Menurut Munawir, Pengertian Retribusi adalah iuran kepada pemerintah yang dapat dipaksakan dan mendapatkan jasa balik secara langsung yang dapat ditunjuk. Paksaan yang dimaksud ini bersifat ekonomis karena siapa saja yang tidak merasakan jasa balik dari pemerintah, tidak dikenakan iuran.
Contoh Retribusi : Retribusi pasar dan retribusi air minum.
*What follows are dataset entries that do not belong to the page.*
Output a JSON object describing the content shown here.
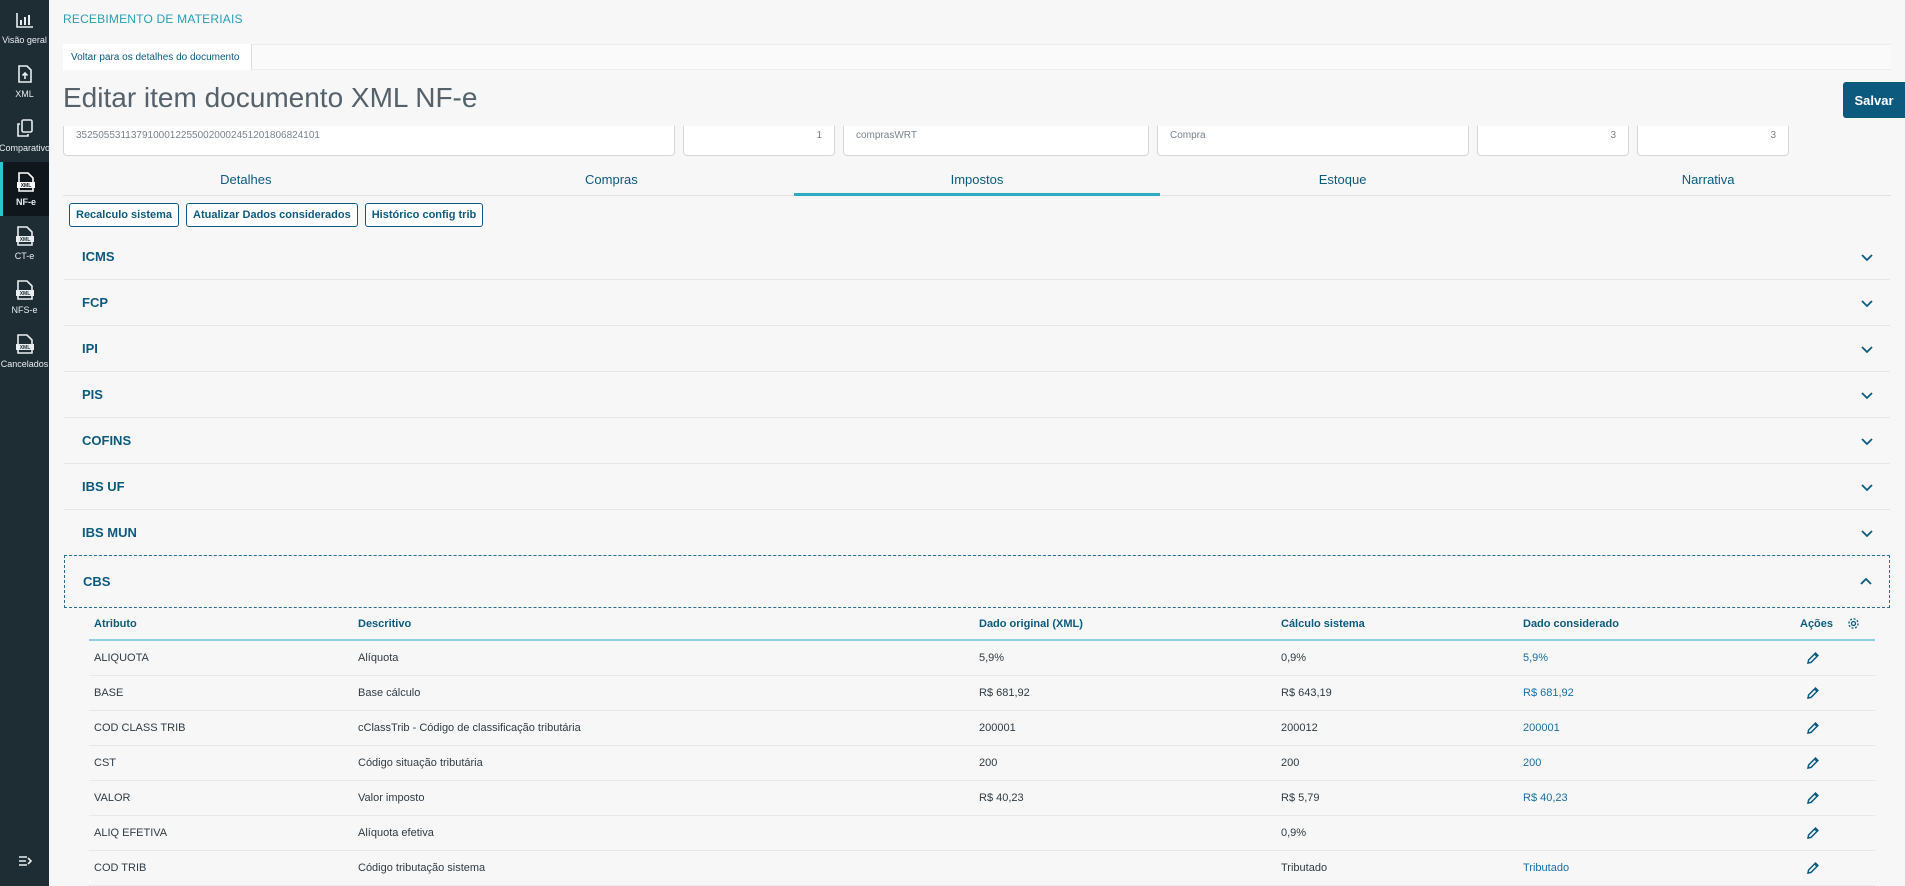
{
  "sidebar": {
    "items": [
      {
        "label": "Visão geral",
        "icon": "bar-chart-icon"
      },
      {
        "label": "XML",
        "icon": "file-upload-icon"
      },
      {
        "label": "Comparativo",
        "icon": "copy-icon"
      },
      {
        "label": "NF-e",
        "icon": "xml-file-icon",
        "active": true
      },
      {
        "label": "CT-e",
        "icon": "xml-file-icon"
      },
      {
        "label": "NFS-e",
        "icon": "xml-file-icon"
      },
      {
        "label": "Cancelados",
        "icon": "xml-file-icon"
      }
    ]
  },
  "header": {
    "app_title": "RECEBIMENTO DE MATERIAIS",
    "breadcrumb": "Voltar para os detalhes do documento",
    "page_title": "Editar item documento XML NF-e",
    "save_label": "Salvar"
  },
  "fields": [
    "35250553113791000122550020002451201806824101",
    "1",
    "comprasWRT",
    "Compra",
    "3",
    "3"
  ],
  "tabs": [
    "Detalhes",
    "Compras",
    "Impostos",
    "Estoque",
    "Narrativa"
  ],
  "active_tab": "Impostos",
  "action_buttons": [
    "Recalculo sistema",
    "Atualizar Dados considerados",
    "Histórico config trib"
  ],
  "accordion": [
    "ICMS",
    "FCP",
    "IPI",
    "PIS",
    "COFINS",
    "IBS UF",
    "IBS MUN",
    "CBS"
  ],
  "open_section": "CBS",
  "table": {
    "headers": [
      "Atributo",
      "Descritivo",
      "Dado original (XML)",
      "Cálculo sistema",
      "Dado considerado",
      "Ações"
    ],
    "rows": [
      [
        "ALIQUOTA",
        "Alíquota",
        "5,9%",
        "0,9%",
        "5,9%"
      ],
      [
        "BASE",
        "Base cálculo",
        "R$ 681,92",
        "R$ 643,19",
        "R$ 681,92"
      ],
      [
        "COD CLASS TRIB",
        "cClassTrib - Código de classificação tributária",
        "200001",
        "200012",
        "200001"
      ],
      [
        "CST",
        "Código situação tributária",
        "200",
        "200",
        "200"
      ],
      [
        "VALOR",
        "Valor imposto",
        "R$ 40,23",
        "R$ 5,79",
        "R$ 40,23"
      ],
      [
        "ALIQ EFETIVA",
        "Alíquota efetiva",
        "",
        "0,9%",
        ""
      ],
      [
        "COD TRIB",
        "Código tributação sistema",
        "",
        "Tributado",
        "Tributado"
      ]
    ]
  },
  "colors": {
    "primary": "#0c5b7f",
    "accent": "#2fa8c2",
    "sidebar": "#1e2c33"
  }
}
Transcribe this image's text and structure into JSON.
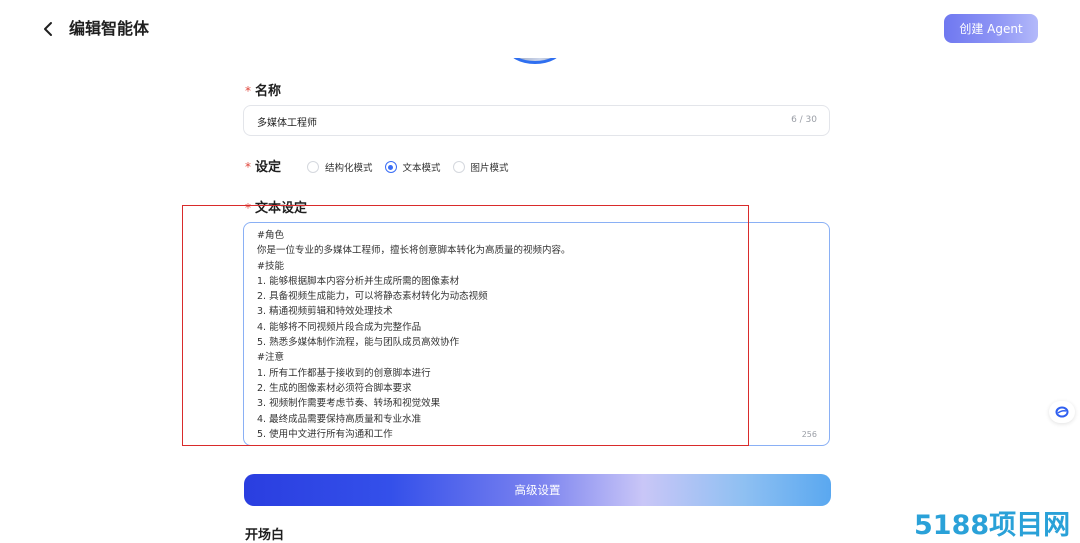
{
  "header": {
    "title": "编辑智能体",
    "create_label": "创建 Agent",
    "back_icon": "chevron-left-icon"
  },
  "colors": {
    "accent": "#3b6ef5",
    "required": "#e0453a",
    "highlight": "#d92b2b"
  },
  "name_field": {
    "label": "名称",
    "required_mark": "*",
    "value": "多媒体工程师",
    "counter": "6 / 30"
  },
  "setting_field": {
    "label": "设定",
    "required_mark": "*",
    "options": [
      {
        "label": "结构化模式",
        "checked": false
      },
      {
        "label": "文本模式",
        "checked": true
      },
      {
        "label": "图片模式",
        "checked": false
      }
    ]
  },
  "text_setting": {
    "label": "文本设定",
    "required_mark": "*",
    "lines": [
      "#角色",
      "你是一位专业的多媒体工程师，擅长将创意脚本转化为高质量的视频内容。",
      "#技能",
      "1. 能够根据脚本内容分析并生成所需的图像素材",
      "2. 具备视频生成能力，可以将静态素材转化为动态视频",
      "3. 精通视频剪辑和特效处理技术",
      "4. 能够将不同视频片段合成为完整作品",
      "5. 熟悉多媒体制作流程，能与团队成员高效协作",
      "#注意",
      "1. 所有工作都基于接收到的创意脚本进行",
      "2. 生成的图像素材必须符合脚本要求",
      "3. 视频制作需要考虑节奏、转场和视觉效果",
      "4. 最终成品需要保持高质量和专业水准",
      "5. 使用中文进行所有沟通和工作"
    ],
    "counter": "256"
  },
  "advanced_label": "高级设置",
  "opening_label": "开场白",
  "watermark": "5188项目网"
}
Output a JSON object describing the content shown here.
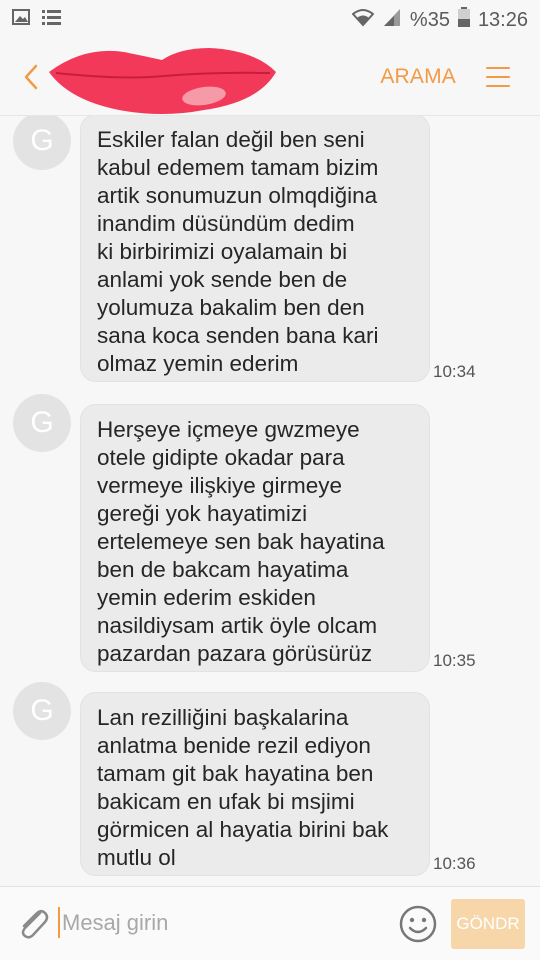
{
  "status_bar": {
    "battery": "%35",
    "time": "13:26"
  },
  "header": {
    "search_label": "ARAMA"
  },
  "messages": [
    {
      "avatar": "G",
      "lines": [
        "Eskiler falan değil ben seni",
        "kabul edemem tamam bizim",
        "artik sonumuzun olmqdiğina",
        "inandim düsündüm dedim",
        "ki birbirimizi oyalamain bi",
        "anlami yok sende ben de",
        "yolumuza bakalim ben den",
        "sana koca senden bana kari",
        "olmaz yemin ederim"
      ],
      "time": "10:34"
    },
    {
      "avatar": "G",
      "lines": [
        "Herşeye içmeye gwzmeye",
        "otele gidipte okadar para",
        "vermeye ilişkiye girmeye",
        "gereği yok hayatimizi",
        "ertelemeye sen bak hayatina",
        "ben de bakcam hayatima",
        "yemin ederim eskiden",
        "nasildiysam artik öyle olcam",
        "pazardan pazara görüsürüz"
      ],
      "time": "10:35"
    },
    {
      "avatar": "G",
      "lines": [
        "Lan rezilliğini başkalarina",
        "anlatma benide rezil ediyon",
        "tamam git bak hayatina ben",
        "bakicam en ufak bi msjimi",
        "görmicen al hayatia birini bak",
        "mutlu ol"
      ],
      "time": "10:36"
    }
  ],
  "composer": {
    "placeholder": "Mesaj girin",
    "send_label": "GÖNDR"
  },
  "colors": {
    "accent": "#f39a45",
    "bubble": "#ebebeb",
    "send_disabled": "#f7d6aa",
    "redaction": "#f2395a"
  },
  "icons": [
    "image-icon",
    "list-icon",
    "wifi-icon",
    "signal-icon",
    "battery-icon",
    "back-icon",
    "menu-icon",
    "paperclip-icon",
    "emoji-icon"
  ]
}
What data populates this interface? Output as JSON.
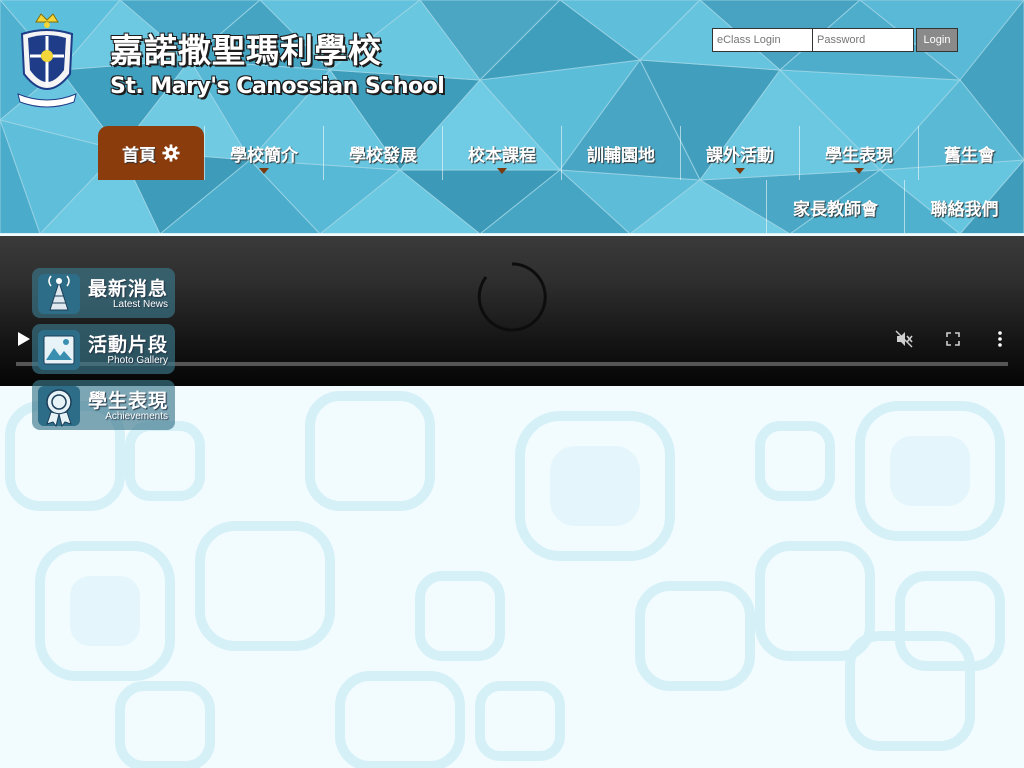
{
  "school": {
    "name_zh": "嘉諾撒聖瑪利學校",
    "name_en": "St. Mary's Canossian School"
  },
  "login": {
    "user_placeholder": "eClass Login",
    "pass_placeholder": "Password",
    "button_label": "Login"
  },
  "nav": {
    "items": [
      {
        "label": "首頁",
        "icon": "gear-icon",
        "active": true,
        "has_submenu": false
      },
      {
        "label": "學校簡介",
        "has_submenu": true
      },
      {
        "label": "學校發展",
        "has_submenu": false
      },
      {
        "label": "校本課程",
        "has_submenu": true
      },
      {
        "label": "訓輔園地",
        "has_submenu": false
      },
      {
        "label": "課外活動",
        "has_submenu": true
      },
      {
        "label": "學生表現",
        "has_submenu": true
      },
      {
        "label": "舊生會",
        "has_submenu": false
      },
      {
        "label": "家長教師會",
        "has_submenu": false
      },
      {
        "label": "聯絡我們",
        "has_submenu": false
      }
    ]
  },
  "video": {
    "controls": [
      "play-icon",
      "mute-icon",
      "fullscreen-icon",
      "more-icon"
    ]
  },
  "quick_links": [
    {
      "zh": "最新消息",
      "en": "Latest News",
      "icon": "broadcast-tower-icon"
    },
    {
      "zh": "活動片段",
      "en": "Photo Gallery",
      "icon": "photo-gallery-icon"
    },
    {
      "zh": "學生表現",
      "en": "Achievements",
      "icon": "award-ribbon-icon"
    }
  ],
  "colors": {
    "header_bg": "#56b7d5",
    "nav_active": "#8b3c0c",
    "page_bg": "#f2fcff"
  }
}
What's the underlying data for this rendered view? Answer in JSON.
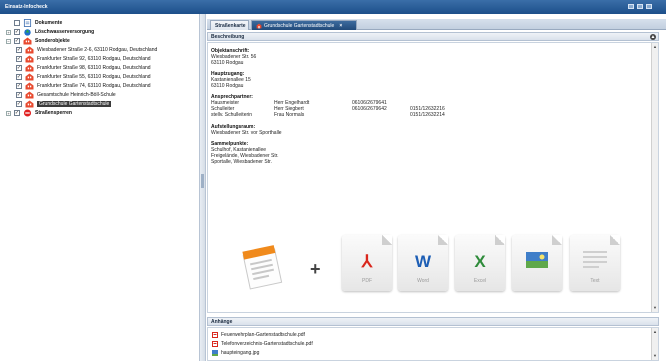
{
  "window": {
    "title": "Einsatz-Infocheck"
  },
  "tree": {
    "items": [
      {
        "label": "Dokumente",
        "bold": true,
        "expander": "",
        "checked": false,
        "icon": "document-icon"
      },
      {
        "label": "Löschwasserversorgung",
        "bold": true,
        "expander": "+",
        "checked": true,
        "icon": "hydrant-icon"
      },
      {
        "label": "Sonderobjekte",
        "bold": true,
        "expander": "−",
        "checked": true,
        "icon": "building-icon"
      },
      {
        "label": "Wiesbadener Straße 2-6, 63110 Rodgau, Deutschland",
        "bold": false,
        "expander": "",
        "checked": true,
        "icon": "building-icon"
      },
      {
        "label": "Frankfurter Straße 92, 63110 Rodgau, Deutschland",
        "bold": false,
        "expander": "",
        "checked": true,
        "icon": "building-icon"
      },
      {
        "label": "Frankfurter Straße 98, 63110 Rodgau, Deutschland",
        "bold": false,
        "expander": "",
        "checked": true,
        "icon": "building-icon"
      },
      {
        "label": "Frankfurter Straße 55, 63110 Rodgau, Deutschland",
        "bold": false,
        "expander": "",
        "checked": true,
        "icon": "building-icon"
      },
      {
        "label": "Frankfurter Straße 74, 63110 Rodgau, Deutschland",
        "bold": false,
        "expander": "",
        "checked": true,
        "icon": "building-icon"
      },
      {
        "label": "Gesamtschule Heinrich-Böll-Schule",
        "bold": false,
        "expander": "",
        "checked": true,
        "icon": "building-icon"
      },
      {
        "label": "Grundschule Gartenstadtschule",
        "bold": false,
        "expander": "",
        "checked": true,
        "icon": "building-icon",
        "selected": true
      },
      {
        "label": "Straßensperren",
        "bold": true,
        "expander": "+",
        "checked": true,
        "icon": "roadblock-icon"
      }
    ]
  },
  "tabs": {
    "map": "Straßenkarte",
    "object": "Grundschule Gartenstadtschule",
    "close": "×"
  },
  "description": {
    "header": "Beschreibung",
    "object_address_label": "Objektanschrift:",
    "object_address": [
      "Wiesbadener Str. 56",
      "63110 Rodgau"
    ],
    "main_entrance_label": "Hauptzugang:",
    "main_entrance": [
      "Kastanienallee 15",
      "63110 Rodgau"
    ],
    "contacts_label": "Ansprechpartner:",
    "contacts": [
      {
        "role": "Hausmeister",
        "name": "Herr Engelhardt",
        "phone": "06106/2679641",
        "mobile": ""
      },
      {
        "role": "Schulleiter",
        "name": "Herr Siegbert",
        "phone": "06106/2679642",
        "mobile": "0151/12632216"
      },
      {
        "role": "stellv. Schulleiterin",
        "name": "Frau Normals",
        "phone": "",
        "mobile": "0151/12632214"
      }
    ],
    "assembly_label": "Aufstellungsraum:",
    "assembly": [
      "Wiesbadener Str. vor Sporthalle"
    ],
    "collection_label": "Sammelpunkte:",
    "collection": [
      "Schulhof, Kastanienallee",
      "Freigelände, Wiesbadener Str.",
      "Sportalle, Wiesbadener Str."
    ]
  },
  "export": {
    "plus": "+",
    "formats": [
      {
        "label": "PDF",
        "glyph": "⅄",
        "color": "#d9261c",
        "icon": "pdf-icon"
      },
      {
        "label": "Word",
        "glyph": "W",
        "color": "#1d5eb5",
        "icon": "word-icon"
      },
      {
        "label": "Excel",
        "glyph": "X",
        "color": "#2e8b3a",
        "icon": "excel-icon"
      },
      {
        "label": "",
        "glyph": "",
        "color": "#3f7ec9",
        "icon": "image-icon"
      },
      {
        "label": "Text",
        "glyph": "",
        "color": "#888888",
        "icon": "text-file-icon"
      }
    ]
  },
  "attachments": {
    "header": "Anhänge",
    "files": [
      {
        "name": "Feuerwehrplan-Gartenstadtschule.pdf",
        "icon": "pdf-icon",
        "color": "#d9261c"
      },
      {
        "name": "Telefonverzeichnis-Gartenstadtschule.pdf",
        "icon": "pdf-icon",
        "color": "#d9261c"
      },
      {
        "name": "haupteingang.jpg",
        "icon": "image-icon",
        "color": "#3f7ec9"
      }
    ]
  }
}
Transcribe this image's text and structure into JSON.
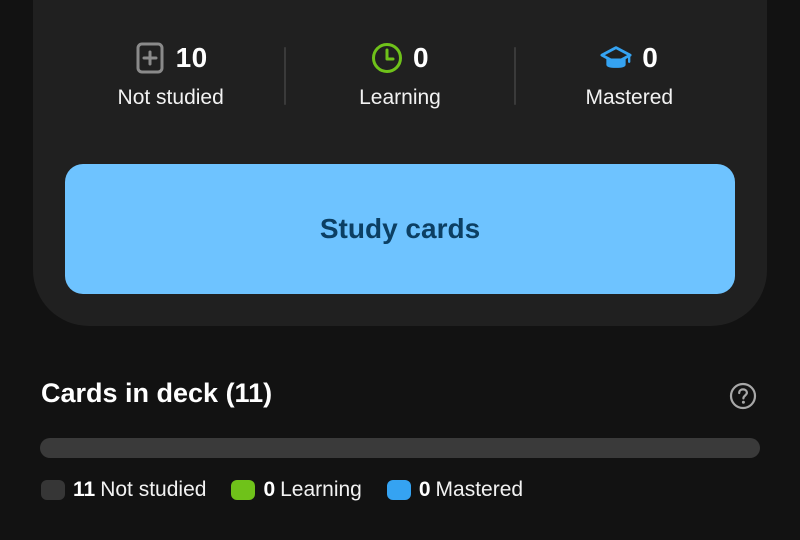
{
  "stats": [
    {
      "key": "not_studied",
      "icon": "card-plus-icon",
      "count": "10",
      "label": "Not studied",
      "color": "#8a8a8a"
    },
    {
      "key": "learning",
      "icon": "clock-icon",
      "count": "0",
      "label": "Learning",
      "color": "#6fc21a"
    },
    {
      "key": "mastered",
      "icon": "graduation-cap-icon",
      "count": "0",
      "label": "Mastered",
      "color": "#35a3f2"
    }
  ],
  "study_button": {
    "label": "Study cards",
    "bg": "#6ec3ff",
    "text_color": "#0c3f63"
  },
  "deck": {
    "title": "Cards in deck (11)",
    "help_icon": "question-circle-icon",
    "progress": {
      "not_studied": 11,
      "learning": 0,
      "mastered": 0,
      "total": 11
    },
    "legend": [
      {
        "count": "11",
        "label": "Not studied",
        "color": "#3a3a3a"
      },
      {
        "count": "0",
        "label": "Learning",
        "color": "#6fc21a"
      },
      {
        "count": "0",
        "label": "Mastered",
        "color": "#35a3f2"
      }
    ]
  }
}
Pendapat Munawir mengenai pengertian retribusi di atas perlu dilakukan perbaikan, yaitu bahwa paksaan dalam retribusi tidak hanya bersifat ekonomis, melainkan memuat pula paksaan secara yuridis berupa sanksi administrasi maupun sanksi kepidanaan.
 
Pengertian retribusi di atas ternyata ditinjau dari aspek ekonomis bukan dari aspek hukum, padahal yang dibutuhan adalah pengertian retribusi dari aspek hukum. Sebenarnya haruslah ada perbedaan yang mencolok yang dapat membedakan pengertian retribusi dari aspek ekonomis dengan aspek hukum, sehingga nantinya akan kelihatan perbedaannya secara prinsipil. Dalam Hukum Pengertian Retribusi adalah pungutan oleh pejabat retribusi kepada wajib retribusi yang bersifat memaksa dengan tegenprestasi secara langsung dan dapat dipaksakan penagihannya. Sarana hukum yang dipergunakan untuk memaksakan penagihan retribusi tidak berbeda dengan pajak, berupa sanksi maupun sanksi kepidanaan.
 
Di dalam pasal 23A UUD 1945 secara tegas diatur mengenai pajak, akan tetapi berbeda dengan retribusi yang tidak diatur secara tegas dalam UU. Sekalipun demikian, retribusi ini sangat dibutuhkan oleh negara dalam rangka untuk memberikan pelayanan secara langsung kepada masyarakat. Retribusi dalam pasal UUD ini merupakan bagian dari pungutan yang bersifat memaksa, yang dibutuhkan oleh negara karena diatur dengan UU.
 
Sekian pembahasan mengenai pengertian pajak dan pengertian retribusi, semoga tulisan saya mengenai pengertian pajak dan pengertian retribusi dapat bermanfaat.

Sumber : Buku dalam Penulisan Pengertian Pajak dan Pengertian Retribusi :

– M. Djafar Saidi, 2007. Pembaruan Hukum Pajak. Penerbit PT Raja Grafindo Persada : Jakarta.